DSSCC net enhanced skin cancer classification using SMOTE Tomek and optimized convolutional neural network.
Authors
Affiliations (4)
Affiliations (4)
- Department of Software Engineering, University of Sargodha, Sargodha, Pakistan.
- Department of Computer Science and IT, Superior University, Sargodha Campus, Sargodha, Pakistan.
- Department of Computer Science, Bacha Khan University, Charsadda, Pakistan.
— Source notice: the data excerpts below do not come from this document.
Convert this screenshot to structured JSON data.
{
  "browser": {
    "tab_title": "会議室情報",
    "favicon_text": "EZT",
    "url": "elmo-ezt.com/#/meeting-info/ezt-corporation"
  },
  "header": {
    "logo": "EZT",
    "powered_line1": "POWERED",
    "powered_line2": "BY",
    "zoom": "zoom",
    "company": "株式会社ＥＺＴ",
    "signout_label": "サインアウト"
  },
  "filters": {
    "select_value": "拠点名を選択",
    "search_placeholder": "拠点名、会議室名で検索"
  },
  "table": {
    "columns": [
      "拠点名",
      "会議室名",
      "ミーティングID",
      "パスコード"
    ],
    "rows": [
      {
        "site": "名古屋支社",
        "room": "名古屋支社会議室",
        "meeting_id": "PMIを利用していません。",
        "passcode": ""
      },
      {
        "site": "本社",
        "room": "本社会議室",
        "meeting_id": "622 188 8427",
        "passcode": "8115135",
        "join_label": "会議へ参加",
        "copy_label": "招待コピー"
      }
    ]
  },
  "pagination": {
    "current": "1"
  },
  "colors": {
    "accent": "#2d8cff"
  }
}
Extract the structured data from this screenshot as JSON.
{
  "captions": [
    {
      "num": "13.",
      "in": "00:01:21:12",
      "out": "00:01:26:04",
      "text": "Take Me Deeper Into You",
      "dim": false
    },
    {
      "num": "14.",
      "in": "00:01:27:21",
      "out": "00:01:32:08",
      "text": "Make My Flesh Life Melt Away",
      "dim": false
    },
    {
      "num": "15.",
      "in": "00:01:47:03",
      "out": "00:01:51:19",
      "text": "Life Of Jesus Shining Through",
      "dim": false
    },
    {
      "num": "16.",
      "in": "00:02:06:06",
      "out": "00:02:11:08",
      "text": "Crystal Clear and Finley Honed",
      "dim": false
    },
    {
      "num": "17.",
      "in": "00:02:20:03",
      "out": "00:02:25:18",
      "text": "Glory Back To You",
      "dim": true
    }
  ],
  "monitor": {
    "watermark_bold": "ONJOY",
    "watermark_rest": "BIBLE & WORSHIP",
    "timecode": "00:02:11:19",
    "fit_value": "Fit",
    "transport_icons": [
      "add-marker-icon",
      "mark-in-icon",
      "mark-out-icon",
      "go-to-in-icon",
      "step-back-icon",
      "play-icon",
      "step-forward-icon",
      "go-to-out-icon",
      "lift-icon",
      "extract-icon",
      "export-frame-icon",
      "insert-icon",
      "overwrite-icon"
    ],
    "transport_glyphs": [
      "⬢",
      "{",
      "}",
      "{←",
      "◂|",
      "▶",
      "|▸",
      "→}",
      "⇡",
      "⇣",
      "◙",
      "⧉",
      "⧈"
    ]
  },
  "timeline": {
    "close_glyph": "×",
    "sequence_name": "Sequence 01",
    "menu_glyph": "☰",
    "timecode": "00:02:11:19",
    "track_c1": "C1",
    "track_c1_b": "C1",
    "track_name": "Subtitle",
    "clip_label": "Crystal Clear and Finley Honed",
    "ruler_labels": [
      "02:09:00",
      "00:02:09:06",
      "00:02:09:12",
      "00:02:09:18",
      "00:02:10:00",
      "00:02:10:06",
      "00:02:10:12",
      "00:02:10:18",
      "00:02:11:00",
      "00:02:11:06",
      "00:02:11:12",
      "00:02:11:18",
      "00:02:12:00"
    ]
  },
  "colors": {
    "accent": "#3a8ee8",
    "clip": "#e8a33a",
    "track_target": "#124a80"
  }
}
- Department of Computer Science, Kardan University, Kabul, Afghanistan. [email protected].
Abstract
Skin cancer remains a major global health concern where early detection can significantly improve treatment outcomes. Traditional methods rely on expert evaluation, which can be prone to errors. DSSCC-Net, a deep CNN model integrated with SMOTE-Tomek oversampling, improves classification accuracy and effectively handles class imbalance in dermoscopic datasets. Trained and validated on the HAM10000, ISIC 2018 and PH2 datasets, DSSCC-Net achieved an average accuracy of 97.82% ± 0.37%, precision of 97%, recall of 97% and an AUC of 99.43%. Additional analysis using Grad-CAM and expert-labeled masks validated the model's explainability. DSSCC-Net demonstrates state-of-the-art performance and readiness for real-world clinical integration. Current CNN-based models struggle with accurately classifying underrepresented skin lesion classes due to dataset imbalances and fail to achieve consistently high performance across diverse populations. There is a pressing need for a robust, efficient, and interpretable model to aid dermatologists in early and accurate diagnosis. This study proposes DSSCC-Net, a novel deep learning framework that integrates an optimized CNN architecture with the SMOTE-Tomek technique to address class imbalance. The model processes dermoscopic images from the HAM10000 dataset, resized to 28×28 pixels, and employs data augmentation, dropout layers, and ReLU activation to enhance feature extraction and reduce overfitting. Performance is evaluated using metrics such as accuracy, precision, recall, F1-score, and AUC, alongside Grad-CAM for interpretability. DSSCC-Net achieves a 98% classification accuracy, outperforming state-of-the-art models like VGG-16 (91.12%), ResNet-152 (89.32%), and EfficientNet-B0 (89.46%). The SMOTE-Tomek integration significantly improves minority-class detection, yielding an AUC of 99.43%. The model also demonstrates balanced precision (97%) and recall (97%), with a low loss value (0.1677), indicating strong generalization. DSSCC-Net sets a new benchmark for skin cancer classification by effectively addressing class imbalance and computational limitations. Its high interpretability, achieved through Grad-CAM, makes it a practical tool for clinical deployment. Future work includes extending this framework to other medical imaging domains and developing real-time diagnostic applications.